The director of the Food and Drug Administration (FDA) urged Congress this Thursday to pass a law that requires food manufacturers to test for the presence of lead in products imported into the United States.
Dr. Robert Califf responded to a question from Democratic Rep. Jamie Raskin, a top member of the House Oversight and Accountability Committee, during a hearing addressing the FDA's response to issues like applesauce and cinnamon sachets contaminated with lead, which have made hundreds of children sick.
Florida-based WanaBana's applesauce pouches were recalled in the fall after high levels of lead were detected in them. That product was imported from Ecuador.
Califf explained that the FDA oversees products from about 275,000 registered factories in the United States and abroad. Due to budget constraints, the agency often has to rely on the food manufacturers themselves to do your own tests.
Most of the time they do a good job of making sure products are tested, he explained. Sometimes, that doesn't happen.
“In the case of cinnamon applesauce, if there had been mandatory testing, when it was imported into the United States from Ecuador, the stores that sold it probably would have picked it up at that time,” Califf stressed, noting that there is no federal requirement for testing for lead in food.
“This is how the pharmaceutical system works,” he added. “Drug manufacturers have to analyze each batch” to detect possible contamination.
To complicate matters, the FDA does not currently set limits for heavy metals in most foods.
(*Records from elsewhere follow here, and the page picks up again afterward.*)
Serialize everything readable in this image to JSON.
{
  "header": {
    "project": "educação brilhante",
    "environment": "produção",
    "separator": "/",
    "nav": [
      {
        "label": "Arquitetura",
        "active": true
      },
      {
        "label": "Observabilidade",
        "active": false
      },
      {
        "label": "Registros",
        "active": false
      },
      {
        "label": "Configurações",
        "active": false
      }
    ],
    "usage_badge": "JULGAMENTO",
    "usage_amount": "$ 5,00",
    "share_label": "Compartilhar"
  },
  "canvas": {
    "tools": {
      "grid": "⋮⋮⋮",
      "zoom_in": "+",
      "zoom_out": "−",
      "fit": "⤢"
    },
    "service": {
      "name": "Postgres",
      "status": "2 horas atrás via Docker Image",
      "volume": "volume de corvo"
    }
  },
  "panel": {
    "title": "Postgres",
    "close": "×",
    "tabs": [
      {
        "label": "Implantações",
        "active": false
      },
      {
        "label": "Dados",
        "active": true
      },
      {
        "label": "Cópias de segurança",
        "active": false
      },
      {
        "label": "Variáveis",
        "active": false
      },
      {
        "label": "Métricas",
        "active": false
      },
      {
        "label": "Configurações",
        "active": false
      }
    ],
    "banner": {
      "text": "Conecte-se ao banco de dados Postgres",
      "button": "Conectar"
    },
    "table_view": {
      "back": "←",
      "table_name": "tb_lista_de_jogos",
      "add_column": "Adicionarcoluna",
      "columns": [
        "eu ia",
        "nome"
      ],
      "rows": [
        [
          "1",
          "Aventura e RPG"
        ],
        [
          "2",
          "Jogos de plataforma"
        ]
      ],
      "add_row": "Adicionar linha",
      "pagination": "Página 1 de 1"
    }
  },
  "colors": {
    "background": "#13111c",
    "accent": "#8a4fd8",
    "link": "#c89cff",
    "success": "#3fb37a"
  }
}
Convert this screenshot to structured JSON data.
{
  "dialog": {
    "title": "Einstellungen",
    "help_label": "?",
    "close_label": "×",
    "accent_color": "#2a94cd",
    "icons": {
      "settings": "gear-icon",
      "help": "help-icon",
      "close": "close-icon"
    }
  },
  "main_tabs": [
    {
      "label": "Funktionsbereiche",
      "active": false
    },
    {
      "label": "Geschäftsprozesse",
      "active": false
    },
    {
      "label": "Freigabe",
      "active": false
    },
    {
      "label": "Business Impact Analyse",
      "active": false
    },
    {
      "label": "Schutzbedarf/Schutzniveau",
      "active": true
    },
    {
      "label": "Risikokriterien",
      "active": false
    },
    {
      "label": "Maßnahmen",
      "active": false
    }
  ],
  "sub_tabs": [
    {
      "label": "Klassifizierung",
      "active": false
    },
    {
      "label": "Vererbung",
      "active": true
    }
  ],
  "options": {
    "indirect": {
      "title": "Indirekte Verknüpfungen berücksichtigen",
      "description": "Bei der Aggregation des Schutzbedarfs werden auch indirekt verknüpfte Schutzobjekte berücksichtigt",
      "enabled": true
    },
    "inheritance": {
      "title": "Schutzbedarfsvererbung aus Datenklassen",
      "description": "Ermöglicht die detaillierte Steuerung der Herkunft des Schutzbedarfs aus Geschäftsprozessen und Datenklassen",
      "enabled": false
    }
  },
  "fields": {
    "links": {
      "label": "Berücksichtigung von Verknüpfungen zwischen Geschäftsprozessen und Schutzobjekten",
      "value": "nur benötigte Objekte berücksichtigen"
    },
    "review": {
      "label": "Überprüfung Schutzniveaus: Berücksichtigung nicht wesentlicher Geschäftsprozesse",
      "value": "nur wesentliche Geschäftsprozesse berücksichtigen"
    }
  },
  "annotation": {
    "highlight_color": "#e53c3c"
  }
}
Only a handful, including chocolate candies and sugar-based candies, have specific limits for lead. In 2022, the agency released draft guidelines on limits for lead in juices.
Califf's comments come two days after an investigation by Consumer Reports, a consumer advocacy group, found high levels of lead in certain Lunchables products.
The group is now calling on the federal government to remove Lunchables from the national free and reduced-price school lunch program.
The FDA would need Congress to enact legislation giving the agency the authority to impose mandatory testing, Califf explained.
“At the FDA we are arbitrators,” he added. “You, in Congress, are those who write the rules”.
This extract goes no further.